Take the stroller. (A) it carries your child, and (b) you can hang purses, diaper bags, backpacks, or whatever on it to lessen your load. Which, depending on the airports you're dealing with, can be ugly to juggle without help.

We just did two kids, just under two and just under three, and while the elder was mostly good for walking the whole way, the younger ... yeah. A stroller would have been a godsend. Particularly when she decided she hated the sling while in the (loooooong) line to have passports checked. At worst it's wheels to haul your stuff while one of you carries your son.

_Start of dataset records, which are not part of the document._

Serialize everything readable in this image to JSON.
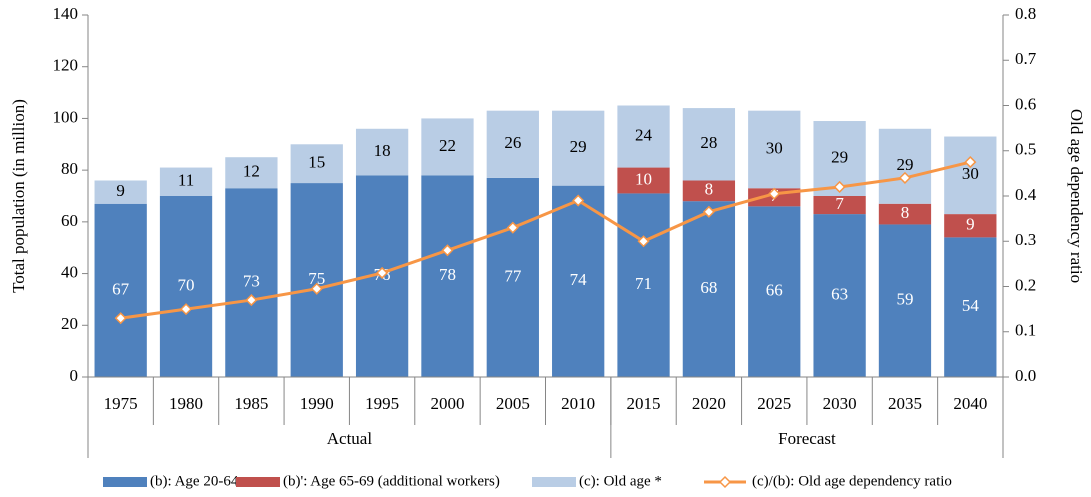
{
  "chart_data": {
    "type": "bar",
    "categories": [
      "1975",
      "1980",
      "1985",
      "1990",
      "1995",
      "2000",
      "2005",
      "2010",
      "2015",
      "2020",
      "2025",
      "2030",
      "2035",
      "2040"
    ],
    "category_groups": [
      {
        "label": "Actual",
        "count": 8
      },
      {
        "label": "Forecast",
        "count": 6
      }
    ],
    "stacked": true,
    "series": [
      {
        "name": "(b): Age 20-64",
        "color": "#4f81bd",
        "label_color": "#ffffff",
        "values": [
          67,
          70,
          73,
          75,
          78,
          78,
          77,
          74,
          71,
          68,
          66,
          63,
          59,
          54
        ]
      },
      {
        "name": "(b)': Age 65-69 (additional workers)",
        "color": "#c0504d",
        "label_color": "#ffffff",
        "values": [
          null,
          null,
          null,
          null,
          null,
          null,
          null,
          null,
          10,
          8,
          7,
          7,
          8,
          9
        ]
      },
      {
        "name": "(c): Old age *",
        "color": "#b9cde5",
        "label_color": "#000000",
        "values": [
          9,
          11,
          12,
          15,
          18,
          22,
          26,
          29,
          24,
          28,
          30,
          29,
          29,
          30
        ]
      },
      {
        "name": "(c)/(b): Old age dependency ratio",
        "type": "line",
        "axis": "y2",
        "color": "#f79646",
        "values": [
          0.13,
          0.15,
          0.17,
          0.195,
          0.23,
          0.28,
          0.33,
          0.39,
          0.3,
          0.365,
          0.405,
          0.42,
          0.44,
          0.475
        ]
      }
    ],
    "ylabel": "Total population (in million)",
    "y2label": "Old age dependency ratio",
    "ylim": [
      0,
      140
    ],
    "yticks": [
      0,
      20,
      40,
      60,
      80,
      100,
      120,
      140
    ],
    "y2lim": [
      0,
      0.8
    ],
    "y2ticks": [
      {
        "value": 0,
        "label": "0.0"
      },
      0.1,
      0.2,
      0.3,
      0.4,
      0.5,
      0.6,
      0.7,
      0.8
    ],
    "grid": false,
    "legend": "bottom"
  }
}
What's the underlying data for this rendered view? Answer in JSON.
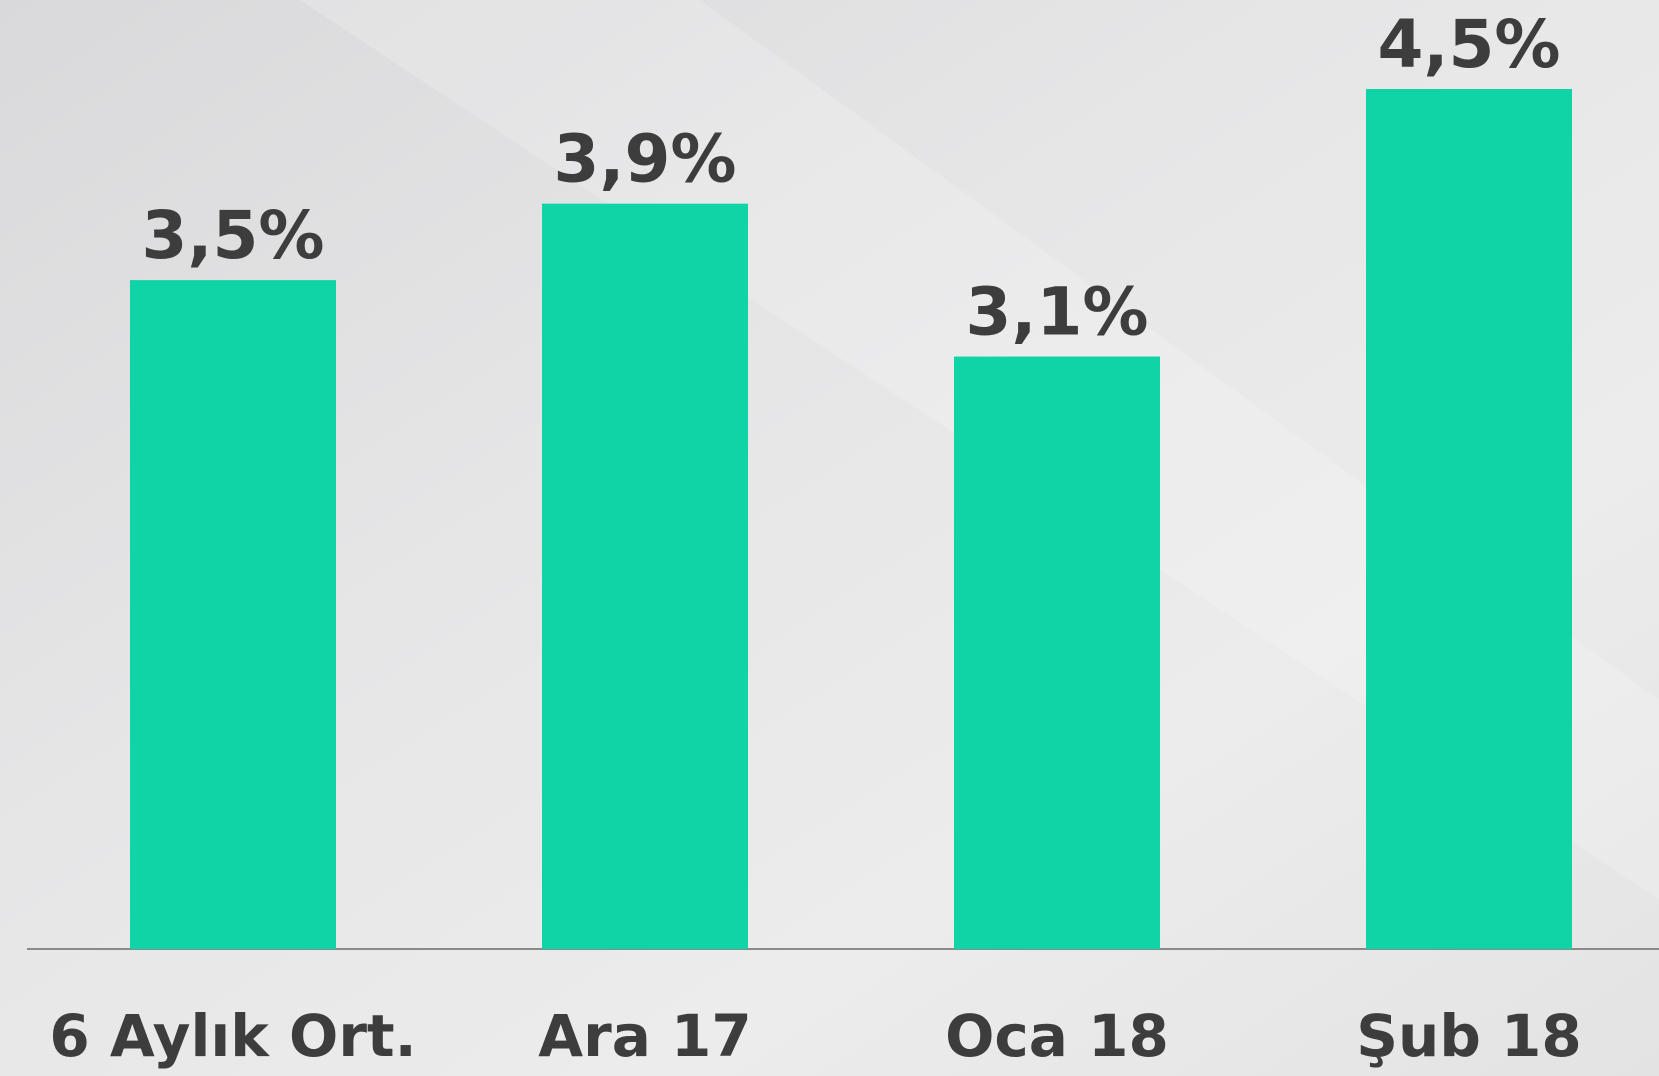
{
  "chart_data": {
    "type": "bar",
    "categories": [
      "6 Aylık Ort.",
      "Ara 17",
      "Oca 18",
      "Şub 18"
    ],
    "values": [
      3.5,
      3.9,
      3.1,
      4.5
    ],
    "value_labels": [
      "3,5%",
      "3,9%",
      "3,1%",
      "4,5%"
    ],
    "color": "#0fd4a5"
  }
}
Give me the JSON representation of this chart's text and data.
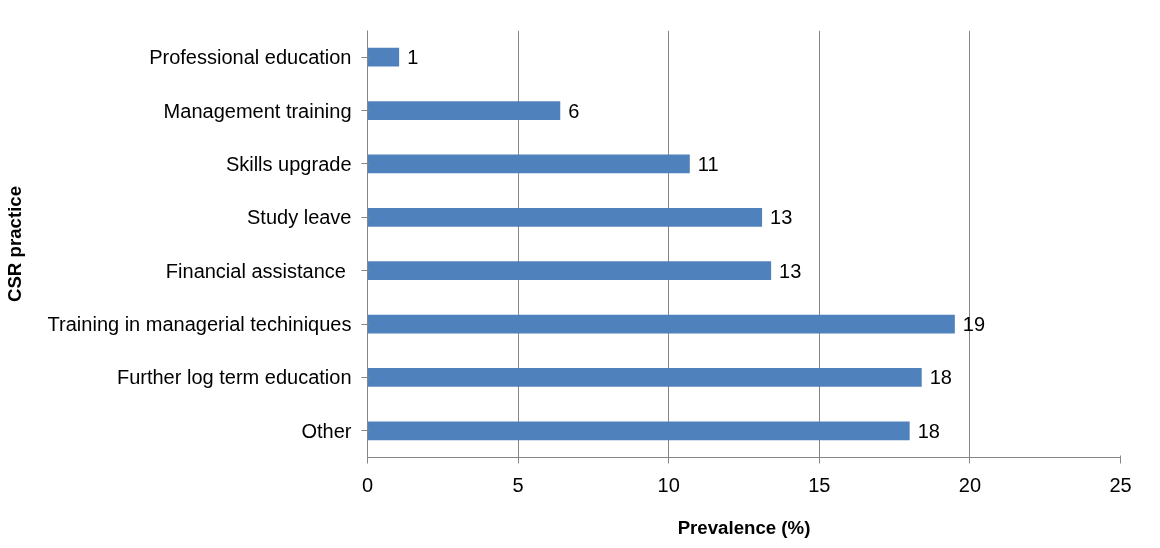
{
  "chart_data": {
    "type": "bar",
    "orientation": "horizontal",
    "xlabel": "Prevalence (%)",
    "ylabel": "CSR practice",
    "categories": [
      "Professional education",
      "Management training",
      "Skills upgrade",
      "Study leave",
      "Financial assistance ",
      "Training in managerial techiniques",
      "Further log term education",
      "Other"
    ],
    "values": [
      1.05,
      6.4,
      10.7,
      13.1,
      13.4,
      19.5,
      18.4,
      18.0
    ],
    "value_labels": [
      "1",
      "6",
      "11",
      "13",
      "13",
      "19",
      "18",
      "18"
    ],
    "color": "#4f81bd",
    "xlim": [
      0,
      25
    ],
    "xticks": [
      0,
      5,
      10,
      15,
      20,
      25
    ],
    "grid": "x"
  }
}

Otherwise ... we packed a lot of entertainment, but frankly the kids found being on a plane novel enough to be entertaining, and when that stopped being entertaining there was _nothing_ that they were going to be entertained by. Honestly the best voice of experience I can give is just to say be prepared for a more physically tiring and uncomfortable trip than usual.

Non-sticky snacks are also in the realm of godsends.

Oh, and I know a lot of people have strong feelings about "baby leashes," but if your son is willing to / wants to walk some, the Eddie Bauer monkey backpack was some of the best money I've ever spent. My son fell in love with it, and knowing he couldn't wander off due to any distraction at check-in or security or whatever was fantastic. Plus it made a good plane snuggly.


----------



## yasinsmama (Mar 9, 2008)

Thanks so much everyone!!

Liquesce (Salaam)- Funny you should mention it. I don't like the "leashes", but I jokingly mentioned that this would be a good situation for one. So I'm seriously considering it. We are going to Morocco, the streets are ridiculously crowded. If you take your hand off of your kid for one second, they're gone (atleast that's what my paranoid brain keeps envisioning). If not for any other reason, it would give me peace of mind to use over there.


----------



## Liquesce (Nov 4, 2006)

Wa salam~ Well if you do decide it's a better practicality than a joke, the ones I mentioned really are more like just having a stuffed animal along. None of that kind of ... I don't know, cold utilitarian vibe? That such things can sometimes have.

I had also packed a small stuffed animal for my daughter, which once there my son decided he could not let go of for anything. If Yasin doesn't already have a lovey you might consider packing something that would make a good one, just in case the change of environment leaves him wanting one.

I hope you all enjoy your trip.


----------